Utility user tax update

What it would do: Clarify the city’s 10% utility users tax on telecommunications services, as Los Angeles, Pasadena and other cities have done. The measure was prompted by the elimination of the federal excise tax and vast changes in technology for transmitting information. It would clarify that the city has the authority to tax cellphone use and text-messaging, as it has been doing for several years. The tax would also cover Voice-over-Internet Protocol services such as Skype.
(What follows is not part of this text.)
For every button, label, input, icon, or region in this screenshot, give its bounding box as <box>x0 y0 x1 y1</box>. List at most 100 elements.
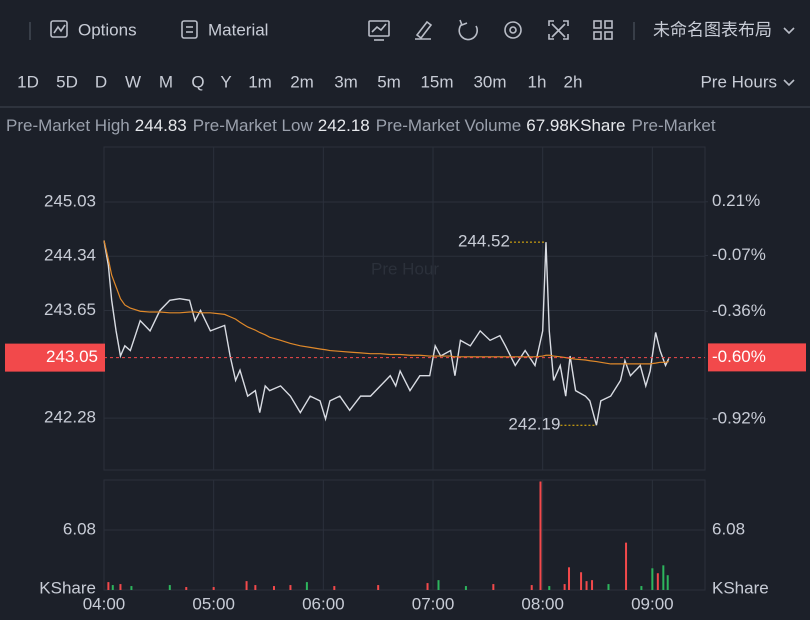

The city says most users would see no change in their monthly bills.

Chief proponents: Santa Monica City Council members Pam O’Connor and Robert Holbrook; Santa Monica Police Officers Assn.; Dennis Zane, former Santa Monica mayor and co-founder of Santa Monicans for Renters’ Rights.

Major donors to proponents: The city of Santa Monica is sponsoring the measure and providing “neutral” information to voters.

Chief opponents: Santa Monica Councilman Bobby Shriver; Patrick Flanagan, Internet technology consultant; Priya Balachandran, tenant; Art P. Casillas, homeowner; Clara Benrey, teacher.

Major donors to opponents: Individual residents.

Main arguments in favor: Since 1969, residents have paid a utility users tax on telephone services that goes into the city’s general fund. Communications technology has changed drastically, and the law should be updated to cover newer uses. The measure would ensure that all taxpayers, regardless of the technology they use, are treated equally and pay their fair share.

Main arguments against: The measure could pave the way for taxing Internet access and satellite services, free until now, such as Earthlink, Dish TV, Direct TV, Tivo, Skype, Vonage and on-demand movies from Netflix, Blockbuster and other providers. (A federal law that prohibits taxing such services is to expire in 2014, but the city of Santa Monica expects it to be extended.)